Entretanto os meses passam e elas voltam. Só que já não são as mesmas. Agora chegam uma hora mais tarde e saem uma hora mais cedo à conta do horário de amamentação e há um dia em que telefonam de manhã e dizem que não vão poder trabalhar porque têm o filho doente. Da primeira vez a coisa ainda passa mas depois, nas vezes seguintes, até os próprios colegas já bufam em desespero. É que o trabalho delas sobra para alguém e elas parece que nem se importam com isso, como se os filhos importassem mais do que tudo o resto. A entidade patronal começa a ser menos tolerante e os adjectivos que antes as qualificavam vão mudando. Já não são competentes e dedicadas, agora são muito menos competentes e quase sempre indisponíveis. Depois há um dia em que os putos apanham varicela e elas não vêm trabalhar uma semana inteira. O registo de assiduidade, antes impecável, começa a ficar manchado e elas parece que não percebem isso.

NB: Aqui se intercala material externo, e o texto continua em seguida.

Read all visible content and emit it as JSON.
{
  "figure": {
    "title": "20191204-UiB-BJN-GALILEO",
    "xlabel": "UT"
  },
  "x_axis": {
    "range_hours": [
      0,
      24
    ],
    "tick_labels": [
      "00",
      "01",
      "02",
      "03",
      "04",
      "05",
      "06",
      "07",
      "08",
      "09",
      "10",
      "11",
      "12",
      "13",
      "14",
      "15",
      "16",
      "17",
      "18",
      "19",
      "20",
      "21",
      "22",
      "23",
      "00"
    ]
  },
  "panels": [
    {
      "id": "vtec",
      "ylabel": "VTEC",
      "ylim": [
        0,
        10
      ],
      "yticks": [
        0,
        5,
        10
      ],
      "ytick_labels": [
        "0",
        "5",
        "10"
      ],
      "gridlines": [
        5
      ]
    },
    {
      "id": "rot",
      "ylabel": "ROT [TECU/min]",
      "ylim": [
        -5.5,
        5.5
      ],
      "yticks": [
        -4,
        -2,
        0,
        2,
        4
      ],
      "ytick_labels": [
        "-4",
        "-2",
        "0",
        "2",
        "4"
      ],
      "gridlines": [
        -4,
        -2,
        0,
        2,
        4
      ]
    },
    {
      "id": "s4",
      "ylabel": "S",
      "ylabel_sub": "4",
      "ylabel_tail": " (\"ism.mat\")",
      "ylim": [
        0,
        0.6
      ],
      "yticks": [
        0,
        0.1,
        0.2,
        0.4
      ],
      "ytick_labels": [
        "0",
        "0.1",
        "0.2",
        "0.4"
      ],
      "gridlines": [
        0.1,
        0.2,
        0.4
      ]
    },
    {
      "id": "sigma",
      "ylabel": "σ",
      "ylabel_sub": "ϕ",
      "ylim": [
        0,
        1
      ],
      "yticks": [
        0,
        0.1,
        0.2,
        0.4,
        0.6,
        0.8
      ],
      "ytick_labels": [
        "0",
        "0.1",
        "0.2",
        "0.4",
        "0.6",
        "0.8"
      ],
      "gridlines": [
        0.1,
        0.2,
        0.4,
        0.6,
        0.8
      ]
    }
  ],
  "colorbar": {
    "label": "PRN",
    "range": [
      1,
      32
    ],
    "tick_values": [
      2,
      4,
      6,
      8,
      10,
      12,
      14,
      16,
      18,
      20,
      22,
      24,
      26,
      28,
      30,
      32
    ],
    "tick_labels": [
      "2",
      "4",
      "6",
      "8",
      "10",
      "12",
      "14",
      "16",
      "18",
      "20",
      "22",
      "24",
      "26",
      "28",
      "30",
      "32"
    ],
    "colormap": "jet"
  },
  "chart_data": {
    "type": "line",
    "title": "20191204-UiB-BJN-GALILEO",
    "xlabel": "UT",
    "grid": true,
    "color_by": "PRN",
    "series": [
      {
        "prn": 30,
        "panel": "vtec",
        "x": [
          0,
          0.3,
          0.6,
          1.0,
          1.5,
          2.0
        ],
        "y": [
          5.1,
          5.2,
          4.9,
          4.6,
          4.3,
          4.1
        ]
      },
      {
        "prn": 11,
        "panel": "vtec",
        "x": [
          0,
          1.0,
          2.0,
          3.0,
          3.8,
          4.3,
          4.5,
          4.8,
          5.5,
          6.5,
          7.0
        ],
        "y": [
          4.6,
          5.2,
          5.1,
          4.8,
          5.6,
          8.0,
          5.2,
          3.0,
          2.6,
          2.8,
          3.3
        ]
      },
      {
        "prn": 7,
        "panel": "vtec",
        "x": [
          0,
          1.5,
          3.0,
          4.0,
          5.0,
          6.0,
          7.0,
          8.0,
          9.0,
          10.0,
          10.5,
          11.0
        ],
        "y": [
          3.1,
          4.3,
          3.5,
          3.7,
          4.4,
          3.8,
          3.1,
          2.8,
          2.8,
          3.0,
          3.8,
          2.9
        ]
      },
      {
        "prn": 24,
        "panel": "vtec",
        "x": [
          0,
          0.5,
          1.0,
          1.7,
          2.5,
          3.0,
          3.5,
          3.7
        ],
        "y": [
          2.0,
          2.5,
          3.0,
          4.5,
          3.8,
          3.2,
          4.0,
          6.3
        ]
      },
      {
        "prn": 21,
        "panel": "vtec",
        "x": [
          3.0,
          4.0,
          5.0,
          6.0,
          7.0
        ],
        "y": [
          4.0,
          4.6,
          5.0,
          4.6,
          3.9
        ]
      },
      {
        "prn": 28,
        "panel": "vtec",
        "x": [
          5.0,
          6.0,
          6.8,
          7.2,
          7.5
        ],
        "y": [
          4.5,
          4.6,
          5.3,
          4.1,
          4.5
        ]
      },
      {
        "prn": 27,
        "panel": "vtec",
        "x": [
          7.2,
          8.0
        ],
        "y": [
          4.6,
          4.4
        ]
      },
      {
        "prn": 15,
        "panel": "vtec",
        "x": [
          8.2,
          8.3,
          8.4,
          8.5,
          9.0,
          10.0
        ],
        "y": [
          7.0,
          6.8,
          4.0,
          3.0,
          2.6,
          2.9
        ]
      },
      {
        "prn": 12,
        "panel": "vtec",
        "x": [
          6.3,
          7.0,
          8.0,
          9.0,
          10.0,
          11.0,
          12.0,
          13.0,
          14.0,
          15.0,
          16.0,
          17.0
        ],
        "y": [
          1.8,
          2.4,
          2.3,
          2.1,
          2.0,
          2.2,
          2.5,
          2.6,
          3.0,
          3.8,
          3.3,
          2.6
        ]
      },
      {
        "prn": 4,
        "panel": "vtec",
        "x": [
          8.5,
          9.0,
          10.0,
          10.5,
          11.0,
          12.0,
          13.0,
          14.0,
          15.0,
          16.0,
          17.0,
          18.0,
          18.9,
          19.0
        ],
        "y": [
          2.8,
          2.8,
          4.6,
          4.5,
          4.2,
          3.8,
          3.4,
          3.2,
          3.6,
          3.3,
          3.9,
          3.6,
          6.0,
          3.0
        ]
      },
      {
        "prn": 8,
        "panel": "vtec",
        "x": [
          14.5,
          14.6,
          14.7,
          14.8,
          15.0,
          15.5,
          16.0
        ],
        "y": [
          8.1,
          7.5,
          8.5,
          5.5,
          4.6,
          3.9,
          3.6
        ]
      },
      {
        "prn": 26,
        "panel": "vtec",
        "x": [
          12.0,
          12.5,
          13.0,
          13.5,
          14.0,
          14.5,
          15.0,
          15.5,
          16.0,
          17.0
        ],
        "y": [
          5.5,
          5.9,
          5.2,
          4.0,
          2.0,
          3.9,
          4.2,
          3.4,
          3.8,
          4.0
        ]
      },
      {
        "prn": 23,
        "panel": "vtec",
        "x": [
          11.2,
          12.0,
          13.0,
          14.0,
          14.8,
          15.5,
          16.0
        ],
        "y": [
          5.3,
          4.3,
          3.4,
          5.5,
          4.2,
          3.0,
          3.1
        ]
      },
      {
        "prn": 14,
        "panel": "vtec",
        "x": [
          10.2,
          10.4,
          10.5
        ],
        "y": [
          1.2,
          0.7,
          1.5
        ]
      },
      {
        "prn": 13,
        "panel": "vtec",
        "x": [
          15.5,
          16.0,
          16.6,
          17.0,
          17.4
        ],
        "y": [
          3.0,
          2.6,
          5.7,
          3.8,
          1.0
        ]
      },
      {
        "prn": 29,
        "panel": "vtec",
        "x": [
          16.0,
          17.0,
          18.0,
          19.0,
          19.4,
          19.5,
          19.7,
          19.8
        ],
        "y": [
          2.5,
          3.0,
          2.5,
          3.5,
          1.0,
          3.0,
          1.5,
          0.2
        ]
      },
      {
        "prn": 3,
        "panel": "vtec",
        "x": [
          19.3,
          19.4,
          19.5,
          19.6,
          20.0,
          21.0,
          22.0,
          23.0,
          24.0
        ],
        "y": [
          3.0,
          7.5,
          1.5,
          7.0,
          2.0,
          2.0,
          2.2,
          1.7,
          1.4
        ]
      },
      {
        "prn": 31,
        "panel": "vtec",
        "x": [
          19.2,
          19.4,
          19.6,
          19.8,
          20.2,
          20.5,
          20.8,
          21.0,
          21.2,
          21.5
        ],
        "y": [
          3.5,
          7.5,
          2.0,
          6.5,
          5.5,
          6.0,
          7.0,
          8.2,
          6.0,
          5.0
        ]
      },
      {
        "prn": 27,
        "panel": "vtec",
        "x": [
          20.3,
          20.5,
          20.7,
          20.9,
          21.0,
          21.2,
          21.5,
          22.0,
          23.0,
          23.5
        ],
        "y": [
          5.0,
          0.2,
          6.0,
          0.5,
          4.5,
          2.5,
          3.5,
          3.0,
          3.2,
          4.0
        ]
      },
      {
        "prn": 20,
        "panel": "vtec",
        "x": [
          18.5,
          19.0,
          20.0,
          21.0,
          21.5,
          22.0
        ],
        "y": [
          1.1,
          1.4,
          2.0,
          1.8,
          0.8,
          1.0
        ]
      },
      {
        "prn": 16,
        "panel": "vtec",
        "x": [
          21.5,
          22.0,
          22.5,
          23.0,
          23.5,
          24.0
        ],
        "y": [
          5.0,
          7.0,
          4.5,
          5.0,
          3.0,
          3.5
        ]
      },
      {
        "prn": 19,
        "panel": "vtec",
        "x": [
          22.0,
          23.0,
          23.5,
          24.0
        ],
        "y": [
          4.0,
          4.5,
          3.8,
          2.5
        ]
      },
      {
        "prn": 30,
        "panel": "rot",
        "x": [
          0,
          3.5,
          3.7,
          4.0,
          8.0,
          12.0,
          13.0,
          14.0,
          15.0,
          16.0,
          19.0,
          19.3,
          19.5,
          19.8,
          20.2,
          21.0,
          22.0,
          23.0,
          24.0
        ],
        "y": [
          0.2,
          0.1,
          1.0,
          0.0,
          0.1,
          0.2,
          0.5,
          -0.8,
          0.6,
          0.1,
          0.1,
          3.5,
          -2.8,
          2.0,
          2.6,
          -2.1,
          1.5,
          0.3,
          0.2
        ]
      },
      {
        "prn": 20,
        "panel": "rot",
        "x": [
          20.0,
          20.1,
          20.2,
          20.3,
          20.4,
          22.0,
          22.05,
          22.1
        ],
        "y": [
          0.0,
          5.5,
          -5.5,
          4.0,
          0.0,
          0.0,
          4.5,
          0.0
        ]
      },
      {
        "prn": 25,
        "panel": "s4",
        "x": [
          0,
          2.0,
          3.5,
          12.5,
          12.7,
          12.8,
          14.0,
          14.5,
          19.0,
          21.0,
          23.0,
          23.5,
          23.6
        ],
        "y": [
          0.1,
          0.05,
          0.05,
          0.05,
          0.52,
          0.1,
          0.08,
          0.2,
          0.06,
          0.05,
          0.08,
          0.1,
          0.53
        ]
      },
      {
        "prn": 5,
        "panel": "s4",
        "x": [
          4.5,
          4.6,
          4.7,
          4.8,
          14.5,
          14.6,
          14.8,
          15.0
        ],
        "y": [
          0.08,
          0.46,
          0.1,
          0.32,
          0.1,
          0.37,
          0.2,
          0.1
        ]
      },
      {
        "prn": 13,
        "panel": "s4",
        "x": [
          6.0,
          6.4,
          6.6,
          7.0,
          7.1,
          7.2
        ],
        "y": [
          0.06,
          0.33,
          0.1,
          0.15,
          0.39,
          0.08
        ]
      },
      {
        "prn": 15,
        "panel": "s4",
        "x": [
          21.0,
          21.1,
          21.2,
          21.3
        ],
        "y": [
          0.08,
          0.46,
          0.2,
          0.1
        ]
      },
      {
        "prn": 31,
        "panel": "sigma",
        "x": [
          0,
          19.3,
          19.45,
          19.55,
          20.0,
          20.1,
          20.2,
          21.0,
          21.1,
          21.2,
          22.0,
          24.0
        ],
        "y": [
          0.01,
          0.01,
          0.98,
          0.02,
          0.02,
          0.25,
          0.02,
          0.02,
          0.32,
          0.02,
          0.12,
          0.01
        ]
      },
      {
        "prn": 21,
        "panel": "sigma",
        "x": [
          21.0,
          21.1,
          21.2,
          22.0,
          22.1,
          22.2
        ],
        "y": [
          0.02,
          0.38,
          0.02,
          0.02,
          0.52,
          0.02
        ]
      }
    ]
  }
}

Até que um dia uma colega maldosa, que já nem se lembra como é ter filhos pequenos, faz a pergunta fatal "mas os meninos doentes não podem ficar com a avó?", e aí elas abraçam com força a posição de mãe e deixam na secretária da colega a seguinte resposta:

 

"Quando os nossos filhos estão doentes nenhum outro colo os conforta tanto como o da mãe ou o do pai. É a nós que eles querem quando a febre sobe e eles tremem, quando os vómitos os derrubam ou quando a comichão é tanta que nada os alivia. Se adoram as avós? Claro que sim. Mas doentes eles querem antes os braços fortes do pai e os beijos curativos da mãe. Querem a canjinha que a mãe faz, temperada de pózinhos mágicos que baixam febres e aliviam dores. Querem que seja o pai a dar-lhe o banho morninho enquanto imita os patos, os caranguejos e os búzios que pulam na banheira. Fomos nós que fizemos os nossos filhos, não foram as avós. Quando os nossos filhos estão doentes mais do que nunca são uma responsabilidade nossa e não dos outros. Quando os nossos filhos estão doentes não têm que ser largados na creche onde ou são colocados numa sala de isolamente ou contaminam mais umas quantas crianças. Quando os nossos filhos estão doentes têm o direito de não ser arrancados de casa e retirados do ambiente que, para eles, é o mais seguro do mundo. Quando os nossos filhos estão doentes o nosso mundo gravita ao redor de febres, diarreias e dentes a romper. Quando os nossos filhos estão doentes as nossas vidas ficam viradas do avesso. Quando os nossos filhos estão doentes nós somos tudo o que eles querem e eles são tudo o que nós queremos."

 

E no dia a seguir a colega lê o recado, torce a boca num esgar de amargura e reclama qualquer coisa como um "criei os meus três filhos sem nunca faltar um dia ao trabalho e eles aí estão, feitos uns homens e umas mulheres valentes". E elas, as mães de agora, as que passaram de bestiais a bestas encolhem os ombros e lá no fundo até têm pena. Mas chega o tempo em que depois de tanta porrada vinda de tantos lados são elas que acabam por perder a vontade, começam a nem responder e a encolher os ombros às piadas dos colegas, a evitar olhar o chefe nos olhos, não por vergonha, mas por medo que a frontalidade lhes saia demasiado cara, afinal há fraldas para pagar... Há um dia em que percebem que a empresa que um dia foi o mundo delas as cuspiu para fora devagarinho, não permitiu que os filhos delas fizessem parte. E elas sabem que se tivessem encontrado respeito e tolerância não se teriam importado de fazer horas a mais alguns dias, de trazer trabalho para casa ou de viajar em trabalho. Elas só precisavam que as tivessem deixado ajustar, que as tivessem deixado adaptar à realidade de mães e profissionais. Mas a entidade patronal não soube esperar, as colegas tiveram pressa em julgar e elas perderam a vontade, a garra e a motivação.

 

Um dia elas hão-de bater com a porta.

 

É que os filhos delas doentes querem as mães, não querem nem a creche nem as avós.